I'm not a math person (so you'll forgive any calculation errors please). I am an English major. A writer of sorts. A creative soul. But today, I'm working on an equation. There are 8,760 hours in a year. If you assume 8 hours a day for sleep (or computer time, or tv time, or reading)(2,920 hours), that leaves 5,840.  Assuming a 50 hour work week (more on that later) and two weeks of vacation a year, that leaves 3,340 for everything else. Everything else = commutes, showers, family dinners, soccer games, gymnastics, doctors appointments, dentist visits, trips to the dry cleaners, post office, grocery store, and yes, even vacation.

In 1958, an American Bar Association publication suggested that a reasonable billable year for attorneys was 1300 hours. Nowadays, we have the Internet. We have online research. No longer do lawyers spend hours and days sifting through dusty bins of law review articles and micro-fiche. Instead, we log on, put in a search term, and Bing! 1000 results. We have email, fax machines, and conference calls. We are, in theory, far more efficient than we were in 1958.

A reasonable billable year in 2012 is 1800 hours (some would say a reasonable year is 2200 hours). Days haven't gotten longer. A "business day" is still Monday-Friday.

The billable hour requires that each day be tracked in 6 minute increments. A study by Yale University found that in order to bill 37.5 hours, a lawyer will spend about 50 hours a week in the office.  I struggle with billable hours. I don't bill my clients for time I spend getting coffee in the kitchen. I don't bill potty time. And, I don't bill every 30 second email as a 6 minute time entry. I try to get home in time to see my children before bedtime, and I like my coworkers, so I spend some time visiting everyday. Like everything else, keeping time is a careful balance.

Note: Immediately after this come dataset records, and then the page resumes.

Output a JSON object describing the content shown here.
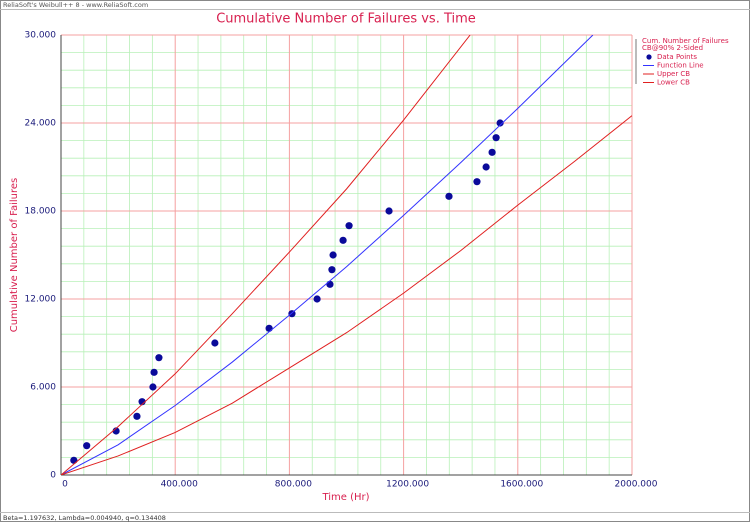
{
  "header": "ReliaSoft's Weibull++ 8 - www.ReliaSoft.com",
  "footer": "Beta=1.197632, Lambda=0.004940, q=0.134408",
  "chart_data": {
    "type": "line",
    "title": "Cumulative Number of Failures vs. Time",
    "x_label": "Time (Hr)",
    "y_label": "Cumulative Number of Failures",
    "legend_title": [
      "Cum. Number of Failures",
      "CB@90% 2-Sided"
    ],
    "legend": "right",
    "grid": true,
    "xlim": [
      0,
      2000
    ],
    "ylim": [
      0,
      30
    ],
    "xticks": [
      0,
      {
        "value": 400,
        "label": "400.000"
      },
      {
        "value": 800,
        "label": "800.000"
      },
      {
        "value": 1200,
        "label": "1200.000"
      },
      {
        "value": 1600,
        "label": "1600.000"
      },
      {
        "value": 2000,
        "label": "2000.000"
      }
    ],
    "yticks": [
      0,
      {
        "value": 6,
        "label": "6.000"
      },
      {
        "value": 12,
        "label": "12.000"
      },
      {
        "value": 18,
        "label": "18.000"
      },
      {
        "value": 24,
        "label": "24.000"
      },
      {
        "value": 30,
        "label": "30.000"
      }
    ],
    "series": [
      {
        "name": "Data Points",
        "type": "scatter",
        "color": "#0a0a9a",
        "x": [
          45,
          90,
          193,
          266,
          284,
          322,
          326,
          343,
          539,
          729,
          809,
          897,
          942,
          949,
          953,
          988,
          1009,
          1149,
          1359,
          1457,
          1489,
          1510,
          1524,
          1538
        ],
        "values": [
          1,
          2,
          3,
          4,
          5,
          6,
          7,
          8,
          9,
          10,
          11,
          12,
          13,
          14,
          15,
          16,
          17,
          18,
          19,
          20,
          21,
          22,
          23,
          24
        ]
      },
      {
        "name": "Function Line",
        "type": "line",
        "color": "#3333ff",
        "x": [
          0,
          200,
          400,
          600,
          800,
          1000,
          1200,
          1400,
          1600,
          1800,
          1863
        ],
        "values": [
          0,
          2.06,
          4.74,
          7.7,
          10.9,
          14.2,
          17.7,
          21.3,
          25.0,
          28.8,
          30
        ]
      },
      {
        "name": "Upper CB",
        "type": "line",
        "color": "#e02020",
        "x": [
          0,
          200,
          400,
          600,
          800,
          1000,
          1200,
          1433
        ],
        "values": [
          0,
          3.3,
          6.9,
          11.0,
          15.2,
          19.5,
          24.2,
          30
        ]
      },
      {
        "name": "Lower CB",
        "type": "line",
        "color": "#e02020",
        "x": [
          0,
          200,
          400,
          600,
          800,
          1000,
          1200,
          1400,
          1600,
          1800,
          2000
        ],
        "values": [
          0,
          1.3,
          2.9,
          4.9,
          7.3,
          9.7,
          12.4,
          15.3,
          18.4,
          21.4,
          24.5
        ]
      }
    ]
  }
}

Today is my last day of maternity leave. And I struggle with a billable, workable balance. There are variables in every equation. My equation takes into account 7 years dedicated to a 7 year partnership track, stigma attached to "balanced hours" plans, childcare, and scheduling conflicts. I can assign values to each of those things. If X is childcare and Y is stigma, then X plus Y equals breaking even. The variables I struggle with are these:



There is no reasonable, feasible way to assign a value to time spent with my babies. The coos and goos I will miss with GiGi, and the fresh tales of RJ's day at school. There is a certain morbid reality to recognizing that it is very likely that I will never pick my children up from school on a regular basis. I won't make the after school snacks, and I won't be the first person to hear about playground fights and spelling test successes. I don't suggest that I am the first mom to deal with these issues. I certainly won't be the last. But, for today, the equation is mine alone, and no list, no formula, and no study or article can solve it. For once, an equation is solvable only by heart.